Egypt’s annual inflation rate rose to 13.5% in March from 11.5% in February, driven by higher food and transport costs, according to CAPMAS.
Consumer prices increased 3.3% month-on-month, with the consumer price index reaching 284.4 points. The rise reflects broad-based price increases across key sectors.
Food and beverage prices climbed 5.2% during the month, led by a 21.8% increase in vegetable prices. Meat and poultry rose 5.9%, while fruit prices increased 2.0%.
Transport costs rose 8.0%, supported by higher private transport and service costs. Housing, water, electricity, gas, and fuel prices increased 3.6%, following a fuel price adjustment of up to 17%.
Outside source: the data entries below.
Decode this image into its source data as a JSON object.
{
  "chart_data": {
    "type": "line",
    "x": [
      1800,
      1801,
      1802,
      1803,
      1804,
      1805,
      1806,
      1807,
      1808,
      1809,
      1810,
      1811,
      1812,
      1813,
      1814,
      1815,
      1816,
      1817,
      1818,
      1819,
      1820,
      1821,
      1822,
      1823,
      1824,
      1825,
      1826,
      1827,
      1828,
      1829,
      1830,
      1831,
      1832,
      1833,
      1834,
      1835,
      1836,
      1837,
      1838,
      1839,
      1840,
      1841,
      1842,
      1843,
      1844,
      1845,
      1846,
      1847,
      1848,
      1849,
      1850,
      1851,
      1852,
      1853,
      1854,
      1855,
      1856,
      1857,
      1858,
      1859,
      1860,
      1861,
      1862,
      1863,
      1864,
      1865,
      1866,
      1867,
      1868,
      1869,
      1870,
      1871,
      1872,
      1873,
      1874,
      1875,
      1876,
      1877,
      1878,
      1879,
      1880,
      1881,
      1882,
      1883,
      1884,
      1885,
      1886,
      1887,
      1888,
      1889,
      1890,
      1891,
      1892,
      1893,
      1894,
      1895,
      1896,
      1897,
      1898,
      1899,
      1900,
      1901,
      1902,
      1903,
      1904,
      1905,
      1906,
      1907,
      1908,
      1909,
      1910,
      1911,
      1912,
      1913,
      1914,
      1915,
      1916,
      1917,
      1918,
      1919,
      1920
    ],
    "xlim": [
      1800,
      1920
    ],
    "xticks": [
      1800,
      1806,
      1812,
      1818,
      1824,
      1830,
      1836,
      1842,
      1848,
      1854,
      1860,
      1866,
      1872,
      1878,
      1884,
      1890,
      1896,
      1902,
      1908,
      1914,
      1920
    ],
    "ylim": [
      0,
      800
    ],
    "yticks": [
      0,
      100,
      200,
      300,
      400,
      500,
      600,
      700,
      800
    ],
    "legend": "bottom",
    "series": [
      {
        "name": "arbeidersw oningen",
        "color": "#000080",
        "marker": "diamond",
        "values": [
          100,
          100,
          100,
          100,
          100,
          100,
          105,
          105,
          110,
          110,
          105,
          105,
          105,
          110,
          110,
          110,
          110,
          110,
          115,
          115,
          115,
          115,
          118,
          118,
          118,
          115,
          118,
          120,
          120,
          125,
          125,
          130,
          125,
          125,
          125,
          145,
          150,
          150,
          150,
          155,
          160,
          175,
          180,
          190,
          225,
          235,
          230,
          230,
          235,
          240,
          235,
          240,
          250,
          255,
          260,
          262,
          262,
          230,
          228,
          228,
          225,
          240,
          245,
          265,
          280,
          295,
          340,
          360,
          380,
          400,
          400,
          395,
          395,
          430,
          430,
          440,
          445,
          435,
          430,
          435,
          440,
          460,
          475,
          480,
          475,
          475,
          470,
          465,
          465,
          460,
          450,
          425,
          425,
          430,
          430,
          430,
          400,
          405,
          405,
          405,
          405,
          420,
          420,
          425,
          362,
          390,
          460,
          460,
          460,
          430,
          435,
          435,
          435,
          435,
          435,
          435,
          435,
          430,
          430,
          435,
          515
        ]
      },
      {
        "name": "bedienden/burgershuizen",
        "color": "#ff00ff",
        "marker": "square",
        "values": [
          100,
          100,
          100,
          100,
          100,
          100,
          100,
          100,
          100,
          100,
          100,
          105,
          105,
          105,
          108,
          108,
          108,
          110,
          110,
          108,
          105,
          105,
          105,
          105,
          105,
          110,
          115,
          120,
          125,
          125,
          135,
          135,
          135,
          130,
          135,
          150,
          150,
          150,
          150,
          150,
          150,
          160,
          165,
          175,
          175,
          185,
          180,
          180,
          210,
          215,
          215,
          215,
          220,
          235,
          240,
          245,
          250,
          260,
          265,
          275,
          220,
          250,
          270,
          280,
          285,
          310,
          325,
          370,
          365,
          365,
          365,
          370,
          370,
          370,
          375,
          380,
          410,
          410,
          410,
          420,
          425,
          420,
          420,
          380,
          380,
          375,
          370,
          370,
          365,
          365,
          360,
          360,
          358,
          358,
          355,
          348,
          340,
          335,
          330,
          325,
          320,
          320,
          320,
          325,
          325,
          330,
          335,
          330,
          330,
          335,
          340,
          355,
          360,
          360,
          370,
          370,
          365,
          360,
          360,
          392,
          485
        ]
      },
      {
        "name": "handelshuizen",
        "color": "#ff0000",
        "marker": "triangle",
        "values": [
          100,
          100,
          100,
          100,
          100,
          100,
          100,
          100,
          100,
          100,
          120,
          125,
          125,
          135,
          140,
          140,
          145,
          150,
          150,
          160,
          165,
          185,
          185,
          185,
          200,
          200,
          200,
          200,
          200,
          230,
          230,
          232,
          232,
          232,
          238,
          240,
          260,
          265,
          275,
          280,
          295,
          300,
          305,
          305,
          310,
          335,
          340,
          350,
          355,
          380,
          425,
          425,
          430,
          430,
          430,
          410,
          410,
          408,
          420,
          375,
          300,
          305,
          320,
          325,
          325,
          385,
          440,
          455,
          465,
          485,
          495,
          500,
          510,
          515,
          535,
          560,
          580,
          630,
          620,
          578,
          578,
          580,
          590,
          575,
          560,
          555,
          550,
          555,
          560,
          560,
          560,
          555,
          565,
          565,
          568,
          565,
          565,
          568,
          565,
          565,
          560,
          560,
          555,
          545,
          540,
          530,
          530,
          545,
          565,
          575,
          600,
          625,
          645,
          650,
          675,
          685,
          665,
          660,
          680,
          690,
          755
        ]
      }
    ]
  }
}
Other categories also recorded gains, including restaurants and hotels at 2.1% and clothing at 1.7%. Healthcare prices declined 0.6%, partially offsetting the overall increase.
Key Takeaways
Egypt’s inflation spike reflects the impact of subsidy reforms and cost pass-through in essential sectors. Fuel price increases are feeding into transport and housing costs, which in turn affect broader price levels across the economy. While food inflation remains moderate on an annual basis at 6.2%, sharp increases in specific items such as vegetables highlight volatility in supply and pricing. The rise in transport and utilities inflation, at 29.3% and 28.3% respectively year-on-year, shows that core cost pressures are concentrated in services tied to energy and infrastructure. This suggests inflation is becoming more structural rather than purely driven by temporary factors. For policymakers, managing inflation will require balancing subsidy reforms with social stability, as higher costs directly impact households. For investors, rising inflation could lead to tighter monetary policy or delayed rate cuts, affecting borrowing costs and economic growth. The data also underscores how energy pricing reforms continue to shape inflation dynamics in large emerging markets like Egypt.